关键词: 并联机构, 奇异性, 运动学

Abstract: The 3-DOF parallel mechanism (PM) with one translational and two rotational (1T2R) DOFs is an important category of the lower-mobility PM. The 1T2R 3-DOF PM can be classified into four categories based on the geometry between the two axes of rotations, P*U*-equivalent, UP-equivalent, PU-equivalent, RPR-equivalent PM. The singularity analysis mainly focuses on P*U*-equivalent and UP-equivalent PM, while there is few research on the PU-equivalent and PRP-equivalent PM. A singularity investigation of a 2-UPR-RPU PM belonging to the PRP-equivalent PM of 1T2R is presented.
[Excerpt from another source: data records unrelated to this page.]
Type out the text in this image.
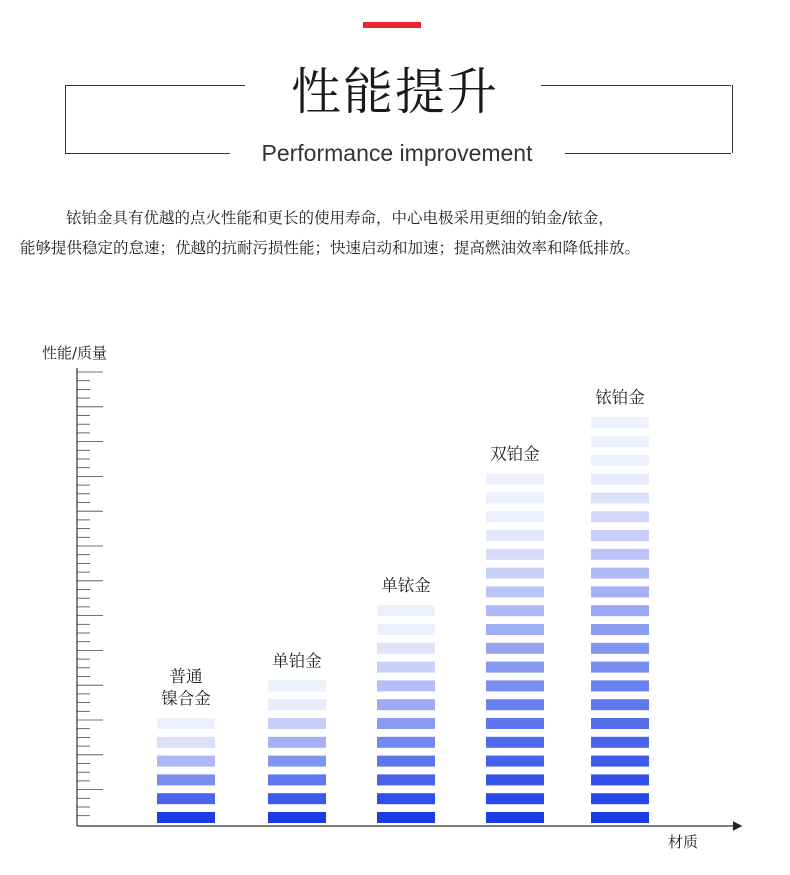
性能提升
Performance improvement

铱铂金具有优越的点火性能和更长的使用寿命，中心电极采用更细的铂金/铱金，

能够提供稳定的怠速；优越的抗耐污损性能；快速启动和加速；提高燃油效率和降低排放。

性能/质量
材质
普通
镍合金
单铂金
单铱金
双铂金
铱铂金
The mobility of a 2-UPR-RPU PM is analyzed by using screw theory. Forward and inverse position relations are established. The Jacobian of the 2-UPR-RPU PM is obtained. Based on the analysis of the Jacobian matrix, three kinds of kinematic singularities of the 2-UPR-RPU PM are identified. The constraint singularity of this PM is analyzed. The 2-UPR-RPU PM has no inverse, forward and constraint singularity and has two kind of combined singularities.

Key words: kinematics, parallel mechanism, singularity